Geleneksel kurumsal düşüncede “marka” tüketicilere yönelik bir şeydir. Ama kitabınızda “pazarlama” ekipleri dışındaki çalışanların da çok önemli bir rol oynadığını görüyoruz. Bir marka, tüm çalışanlarının marka deneyimi sunma sürecinde yer almasını nasıl sağlayabilir?
Çalışanlar, marka deneyimi oluşturma bulmacasının önemli ancak çoğu zaman gözden kaçan parçaları. Bu, çalışan davranışının özellikle önemli olduğu hizmet markalarında talihsizce es geçilen bir nokta. Oysaki büyük markalar içeriden inşa edilir.

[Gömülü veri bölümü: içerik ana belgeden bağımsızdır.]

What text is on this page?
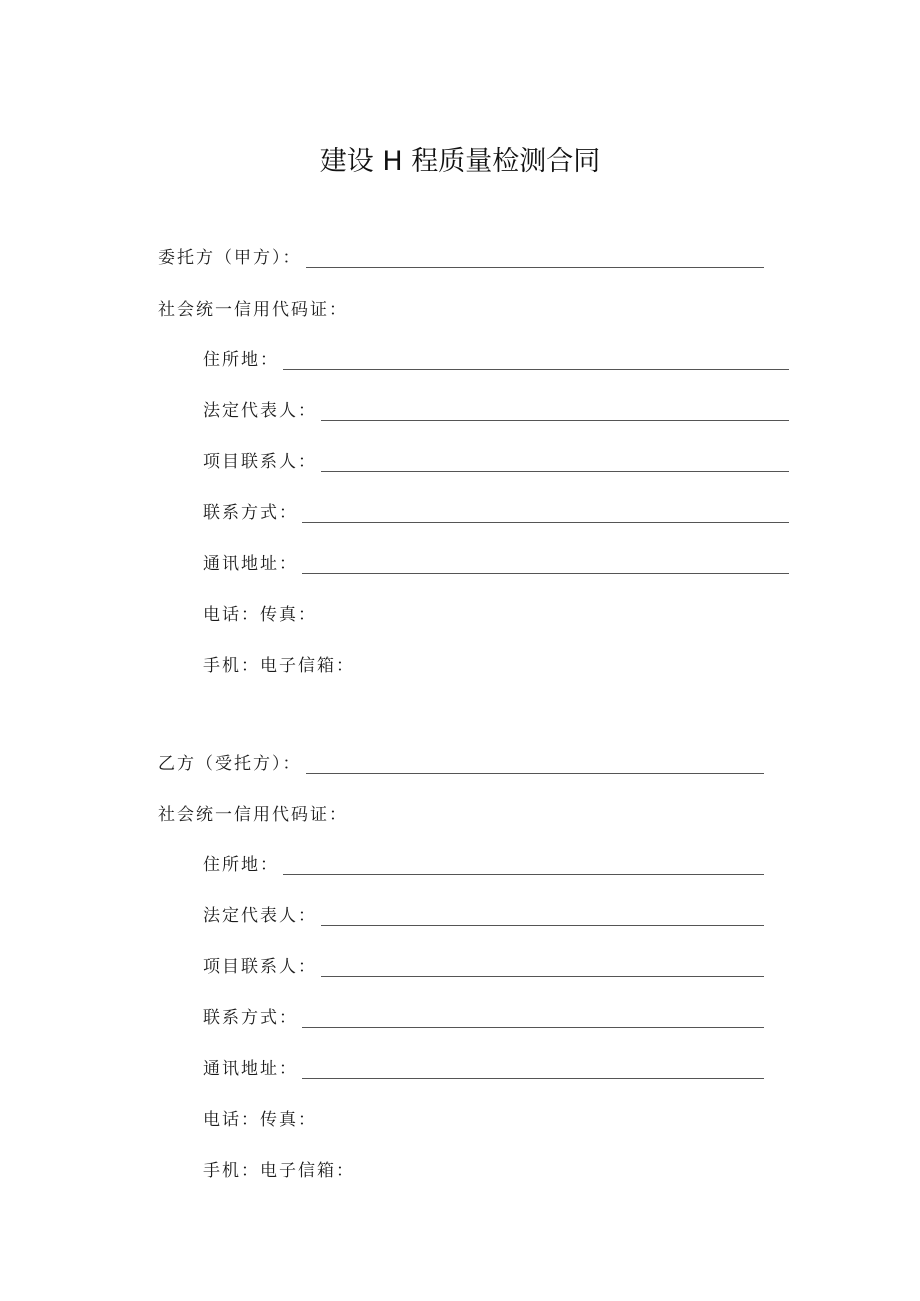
建设 H 程质量检测合同
委托方（甲方）：
社会统一信用代码证：
住所地：
法定代表人：
项目联系人：
联系方式：
通讯地址：
电话：传真：
手机：电子信箱：
乙方（受托方）：
社会统一信用代码证：
住所地：
法定代表人：
项目联系人：
联系方式：
通讯地址：
电话：传真：
手机：电子信箱：
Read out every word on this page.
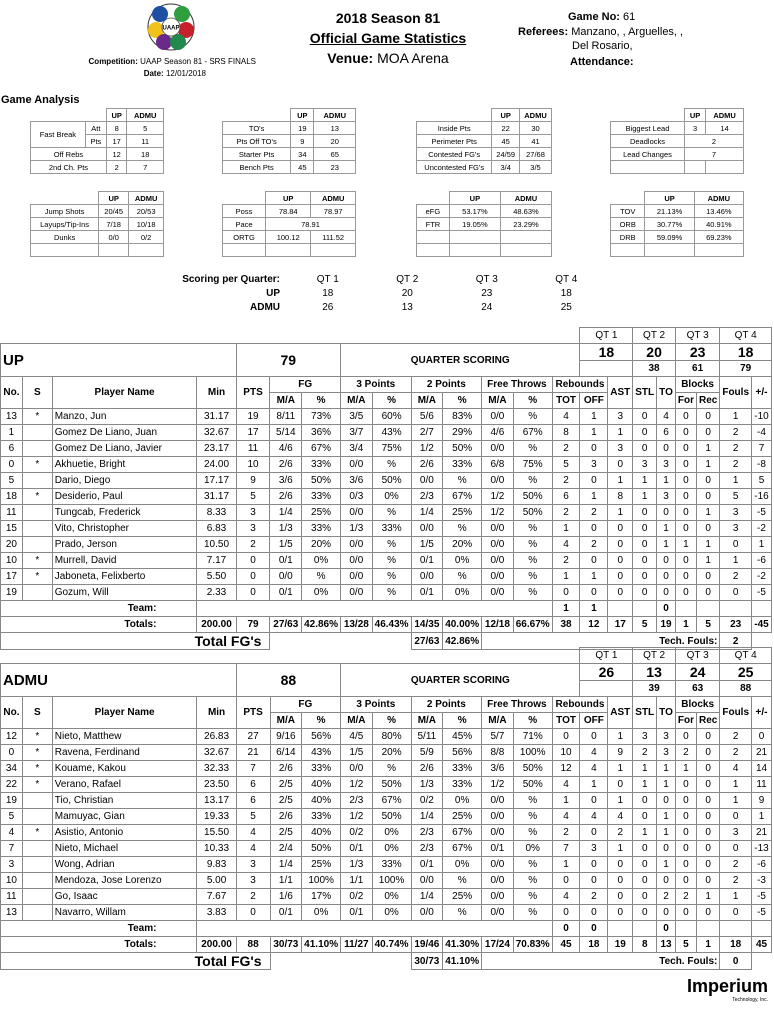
UAAP
Competition: UAAP Season 81 - SRS FINALS
Date: 12/01/2018
2018 Season 81
Official Game Statistics
Venue: MOA Arena
Game No: 61
Referees: Manzano, , Arguelles, ,
Del Rosario,
Attendance:
Game Analysis
		UP	ADMU
Fast Break	Att	8	5
	Pts	17	11
Off Rebs		12	18
2nd Ch. Pts		2	7
	UP	ADMU
TO's	19	13
Pts Off TO's	9	20
Starter Pts	34	65
Bench Pts	45	23
	UP	ADMU
Inside Pts	22	30
Perimeter Pts	45	41
Contested FG's	24/59	27/68
Uncontested FG's	3/4	3/5
	UP	ADMU
Biggest Lead	3	14
Deadlocks	2	
Lead Changes	7	

	UP	ADMU
Jump Shots	20/45	20/53
Layups/Tip-Ins	7/18	10/18
Dunks	0/0	0/2

	UP	ADMU
Poss	78.84	78.97
Pace	78.91	
ORTG	100.12	111.52

	UP	ADMU
eFG	53.17%	48.63%
FTR	19.05%	23.29%

	UP	ADMU
TOV	21.13%	13.46%
ORB	30.77%	40.91%
DRB	59.09%	69.23%

Scoring per Quarter:	QT 1	QT 2	QT 3	QT 4
UP	18	20	23	18
ADMU	26	13	24	25
														QT 1		QT 2		QT 3		QT 4	
UP				79			QUARTER SCORING							18		20		23		18	
																38		61		79	
No.	S	Player Name	Min	PTS	FG		3 Points		2 Points		Free Throws		Rebounds		AST	STL	TO	Blocks		Fouls	+/-
					M/A	%	M/A	%	M/A	%	M/A	%	TOT	OFF				For	Rec		
13	*	Manzo, Jun	31.17	19	8/11	73%	3/5	60%	5/6	83%	0/0	%	4	1	3	0	4	0	0	1	-10
1		Gomez De Liano, Juan	32.67	17	5/14	36%	3/7	43%	2/7	29%	4/6	67%	8	1	1	0	6	0	0	2	-4
6		Gomez De Liano, Javier	23.17	11	4/6	67%	3/4	75%	1/2	50%	0/0	%	2	0	3	0	0	0	1	2	7
0	*	Akhuetie, Bright	24.00	10	2/6	33%	0/0	%	2/6	33%	6/8	75%	5	3	0	3	3	0	1	2	-8
5		Dario, Diego	17.17	9	3/6	50%	3/6	50%	0/0	%	0/0	%	2	0	1	1	1	0	0	1	5
18	*	Desiderio, Paul	31.17	5	2/6	33%	0/3	0%	2/3	67%	1/2	50%	6	1	8	1	3	0	0	5	-16
11		Tungcab, Frederick	8.33	3	1/4	25%	0/0	%	1/4	25%	1/2	50%	2	2	1	0	0	0	1	3	-5
15		Vito, Christopher	6.83	3	1/3	33%	1/3	33%	0/0	%	0/0	%	1	0	0	0	1	0	0	3	-2
20		Prado, Jerson	10.50	2	1/5	20%	0/0	%	1/5	20%	0/0	%	4	2	0	0	1	1	1	0	1
10	*	Murrell, David	7.17	0	0/1	0%	0/0	%	0/1	0%	0/0	%	2	0	0	0	0	0	1	1	-6
17	*	Jaboneta, Felixberto	5.50	0	0/0	%	0/0	%	0/0	%	0/0	%	1	1	0	0	0	0	0	2	-2
19		Gozum, Will	2.33	0	0/1	0%	0/0	%	0/1	0%	0/0	%	0	0	0	0	0	0	0	0	-5
Team:													1	1			0				
Totals:			200.00	79	27/63	42.86%	13/28	46.43%	14/35	40.00%	12/18	66.67%	38	12	17	5	19	1	5	23	-45
Total FG's									27/63	42.86%	Tech. Fouls:									2	
														QT 1		QT 2		QT 3		QT 4	
ADMU				88			QUARTER SCORING							26		13		24		25	
																39		63		88	
No.	S	Player Name	Min	PTS	FG		3 Points		2 Points		Free Throws		Rebounds		AST	STL	TO	Blocks		Fouls	+/-
					M/A	%	M/A	%	M/A	%	M/A	%	TOT	OFF				For	Rec		
12	*	Nieto, Matthew	26.83	27	9/16	56%	4/5	80%	5/11	45%	5/7	71%	0	0	1	3	3	0	0	2	0
0	*	Ravena, Ferdinand	32.67	21	6/14	43%	1/5	20%	5/9	56%	8/8	100%	10	4	9	2	3	2	0	2	21
34	*	Kouame, Kakou	32.33	7	2/6	33%	0/0	%	2/6	33%	3/6	50%	12	4	1	1	1	1	0	4	14
22	*	Verano, Rafael	23.50	6	2/5	40%	1/2	50%	1/3	33%	1/2	50%	4	1	0	1	1	0	0	1	11
19		Tio, Christian	13.17	6	2/5	40%	2/3	67%	0/2	0%	0/0	%	1	0	1	0	0	0	0	1	9
5		Mamuyac, Gian	19.33	5	2/6	33%	1/2	50%	1/4	25%	0/0	%	4	4	4	0	1	0	0	0	1
4	*	Asistio, Antonio	15.50	4	2/5	40%	0/2	0%	2/3	67%	0/0	%	2	0	2	1	1	0	0	3	21
7		Nieto, Michael	10.33	4	2/4	50%	0/1	0%	2/3	67%	0/1	0%	7	3	1	0	0	0	0	0	-13
3		Wong, Adrian	9.83	3	1/4	25%	1/3	33%	0/1	0%	0/0	%	1	0	0	0	1	0	0	2	-6
10		Mendoza, Jose Lorenzo	5.00	3	1/1	100%	1/1	100%	0/0	%	0/0	%	0	0	0	0	0	0	0	2	-3
11		Go, Isaac	7.67	2	1/6	17%	0/2	0%	1/4	25%	0/0	%	4	2	0	0	2	2	1	1	-5
13		Navarro, Willam	3.83	0	0/1	0%	0/1	0%	0/0	%	0/0	%	0	0	0	0	0	0	0	0	-5
Team:													0	0			0				
Totals:			200.00	88	30/73	41.10%	11/27	40.74%	19/46	41.30%	17/24	70.83%	45	18	19	8	13	5	1	18	45
Total FG's									30/73	41.10%	Tech. Fouls:									0	
Imperium
Technology, Inc.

Bir kuruluştaki herkesin markayı ve daha da önemlisi bu markayı sunarken oynadıkları rolü anlaması çok önemli. Bununla birlikte çoğu çalışan, pazarlama departmanının dışında oldukları sürece, marka inşa etmenin onlarla hiçbir ilgisi olmadığını düşünüyor. Örneğin bir havayolunu ele alalım. Müşteri hizmetleri ekibi, operasyonlar, filo bakımı, teknik destek ve bir dizi başka ekip, marka deneyiminin sağlanmasında çok önemli roller oynuyor. Bir uçuş görevlisi kaba davranırsa veya bir uygulama çalışmıyorsa, bu bağlantı marka deneyimi üzerinde orantısız bir şekilde olumsuz etki yaratır – ve korkarım insanların deneyimden akıllarında kalan da bu olacaktır.
Tüm çalışanların işin içinde olduğundan emin olmak için, marka pazarlama ve insan kaynakları ekiplerinin birlikte ve çok yakın çalışmaları gerekiyor. Örneğin, insan kaynakları ekiplerinin çalışanları marka değerlerini hayata geçirmeleri için işe almaları, eğitmeleri ve ödüllendirmeleri gerekli. Örneğin, Virgin Atlantic bunu çok etkili bir şekilde yapıyor ve marka deneyimlerinin davranışsal kısmı, rekabet ettikleri diğer havayolları arasında öne çıkmalarına yardımcı oluyor.